At a meeting yesterday to tidy up annual plan issues, the council voted, with just two dissenting voices, to include option 12a in its long-term council community plan to go out for public consultation.
The 12a option includes the external features of the atrium and a new entrance-way for the town hall.
Proposing the key recommendation, ‘‘to include 12a in the draft plan as the preferred option,'' Cr Richard Walls said it was time the council stopped ‘‘fiddling around'' with the redevelopment and did it properly. He called for a peer review on the proposal, in a similar fashion to that being done on the proposed Awatea St stadium.

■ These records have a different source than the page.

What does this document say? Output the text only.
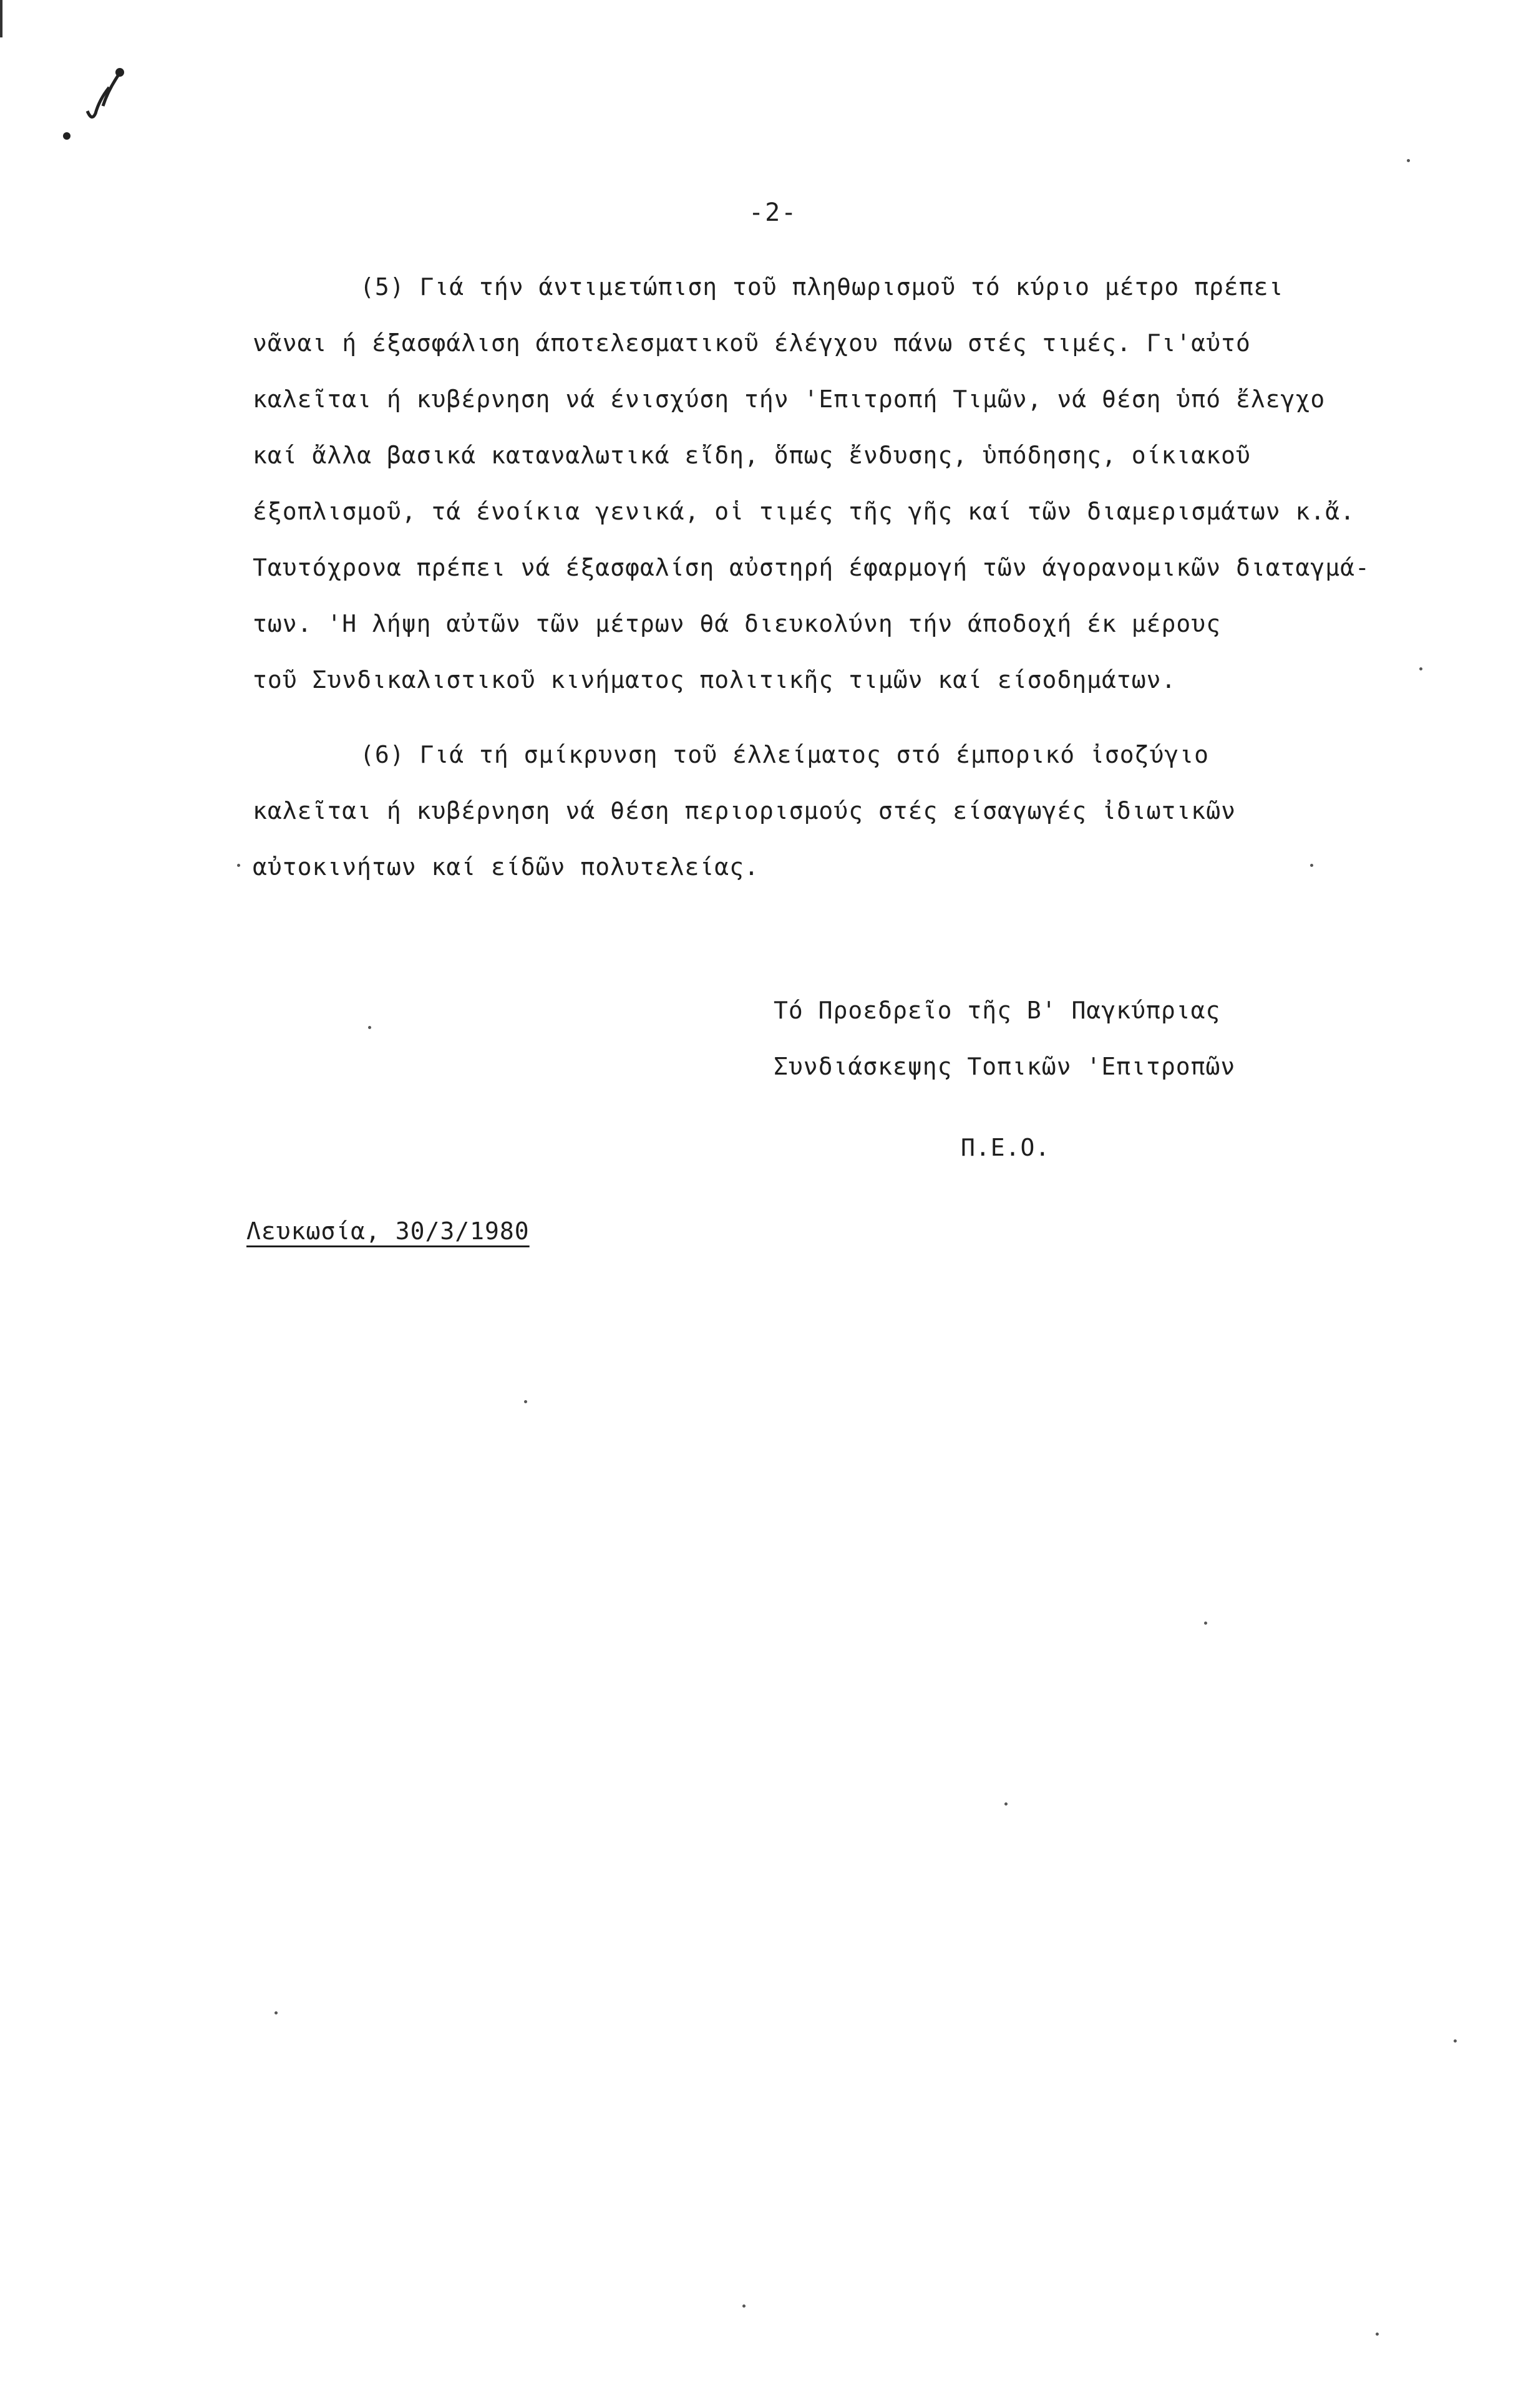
-2-
(5) Γιά τήν άντιμετώπιση τοῦ πληθωρισμοῦ τό κύριο μέτρο πρέπει
νᾶναι ή έξασφάλιση άποτελεσματικοῦ έλέγχου πάνω στές τιμές. Γι'αὐτό
καλεῖται ή κυβέρνηση νά ένισχύση τήν 'Επιτροπή Τιμῶν, νά θέση ὑπό ἔλεγχο
καί ἄλλα βασικά καταναλωτικά εἴδη, ὅπως ἔνδυσης, ὑπόδησης, οίκιακοῦ
έξοπλισμοῦ, τά ένοίκια γενικά, οἱ τιμές τῆς γῆς καί τῶν διαμερισμάτων κ.ἄ.
Ταυτόχρονα πρέπει νά έξασφαλίση αὐστηρή έφαρμογή τῶν άγορανομικῶν διαταγμά-
των. 'Η λήψη αὐτῶν τῶν μέτρων θά διευκολύνη τήν άποδοχή έκ μέρους
τοῦ Συνδικαλιστικοῦ κινήματος πολιτικῆς τιμῶν καί είσοδημάτων.
(6) Γιά τή σμίκρυνση τοῦ έλλείματος στό έμπορικό ἰσοζύγιο
καλεῖται ή κυβέρνηση νά θέση περιορισμούς στές είσαγωγές ἰδιωτικῶν
αὐτοκινήτων καί είδῶν πολυτελείας.
Τό Προεδρεῖο τῆς Β' Παγκύπριας
Συνδιάσκεψης Τοπικῶν 'Επιτροπῶν
Π.Ε.Ο.
Λευκωσία, 30/3/1980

He believed that would take away much criticism and that public opinion ‘‘might well change'' when people saw the proposal the council finally settled on.
The atrium extension or ‘‘glasshouse'' has been the cause of controversy because it changes the Harrop St streetscape.
General manager strategy and development Kate Styles told councillors that, unlike earlier options, 12a would retain ‘‘the vista'' from Moray Pl to the First Church spire.
Cr Dave Cull suggested the council needed the public to ‘‘buy into'' the project and he hoped the annual plan process would produce ‘‘some form of consensus'' so the council could move on, with the public behind it.
In addition to the $40.08 million estimated for the redevelopment, the council approved $3.62 million for airconditioning and $1.74 million for a new space for the Metro Cinema. The estimated costs could vary by 20%.
Cr Michael Guest considered the project should be ‘‘done properly''. He suggested the council should not try to cut back on the project to save money because of the stadium proposal which, he considered, had to stand on its own merits.
‘‘Let's bite the bullet and let's get building it.''
There was discussion over a new front entrance to the town hall - estimated to cost between $4 million and $6 million.
When asked, Ms Styles did not consider there was a business case for that part of the project. However, councillors believed it should remain in the plan, largely for ‘‘aesthetic'' reasons.
Crs Neil Collins and Teresa Stevenson voted against the project. Cr Collins considered the city could not afford it and ‘‘the public spoke loud and clear and told the council they didn't want it to proceed''.
Cr Stevenson believed improvements were needed, but preferred options other than the atrium extension.
Cr Syd Brown questioned spending $1.74 million on premises for the Metro Cinema because it was a commercial entity. However, Cr Cull said the cinema was part of the ‘‘cultural tapestry'' of the city.